The boy never made it home that day. He was found dead in the pool.

Every year since his death, ceiling tiles crash to the floor in the classroom that is located directly beneath the pool where he drowned. After the dust settles and people are able to look at the damage, they see the same word spelled out with the tiles, year after year.

The tiles scattered about the floor always read "HELP."

Holiday Inn on Grand Island

Have you ever seen the movie 1408? Do you remember when the main character picked up the ringing telephone and screamed into it, "hello, hello?" All he heard in response was the deranged laughter of a little girl.

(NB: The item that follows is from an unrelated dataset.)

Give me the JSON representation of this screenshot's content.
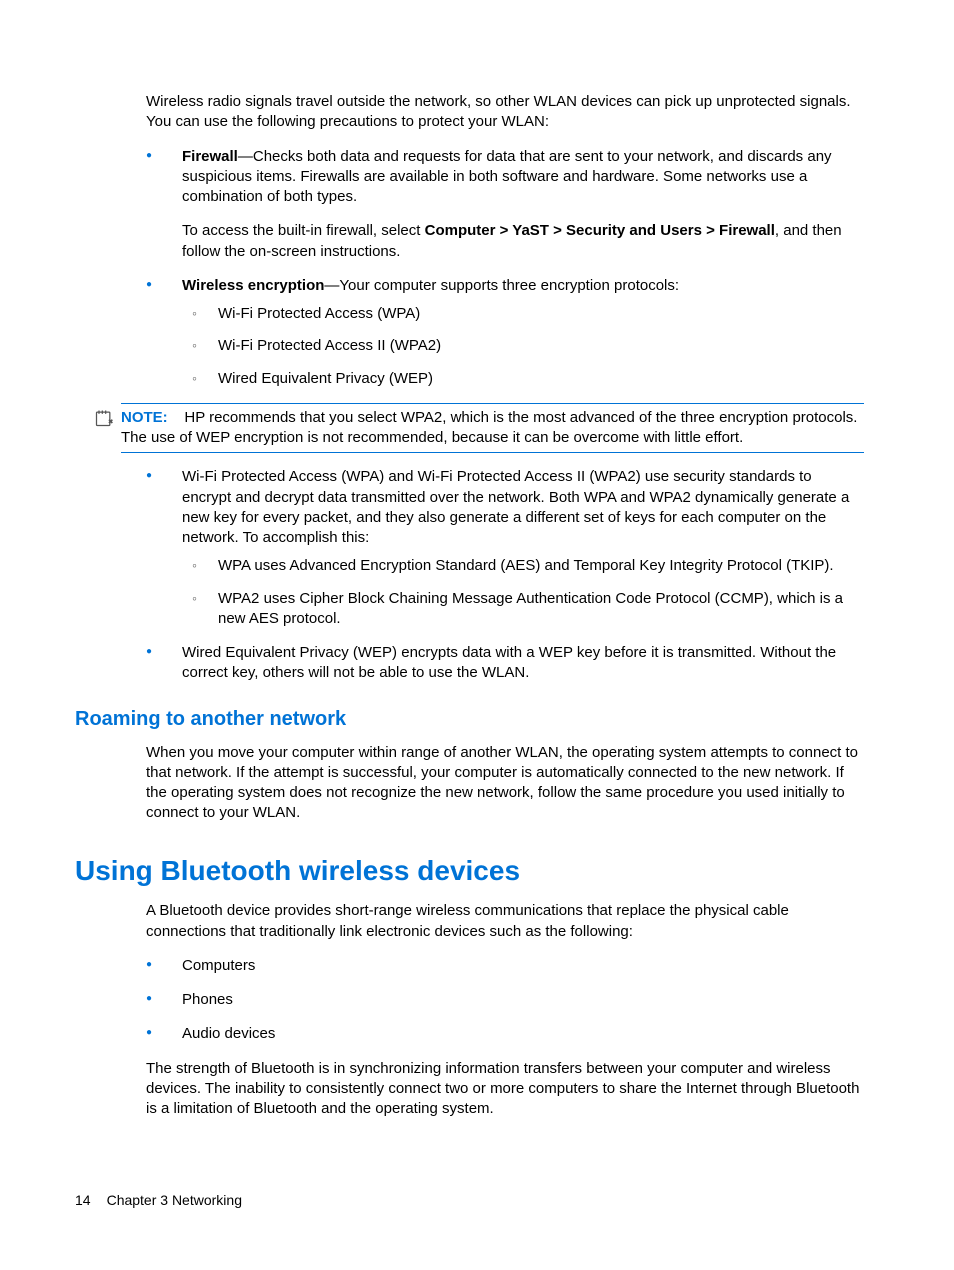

Although I am unsure of the room number at this Grand Island hotel, according to theshadowlands.net, there have been several instances in which people have rented a room at the hotel (which is now closed up and no longer available for rent) and claimed to receive a phone call in the dead of night. When they went to answer the phone, the only sound they heard was the high-pitched laughter of a little girl.

Pretty spooky stuff, huh?

That's not all, though. There are countless sightings of a little girl running through the halls, never making a sound as she frolics and disappears into thin air.

If this isn't enough for you to believe in the haunted halls of the Holiday Inn, take a trip next door. You'll find the Whitehaven Cemetery. The little girl has been seen running amongst the graveyard and her gravestone glows at night.

So there you have it, folks. Three of Buffalo's most well recognized haunted establishments. Be sure to visit them on a dark, foggy evening to prepare for the spookiest night of the year. Don't say I didn't warn you, though. You don't want to end up like those mental patients, the little boy who drowned or the little girl whose gravestone now lights up.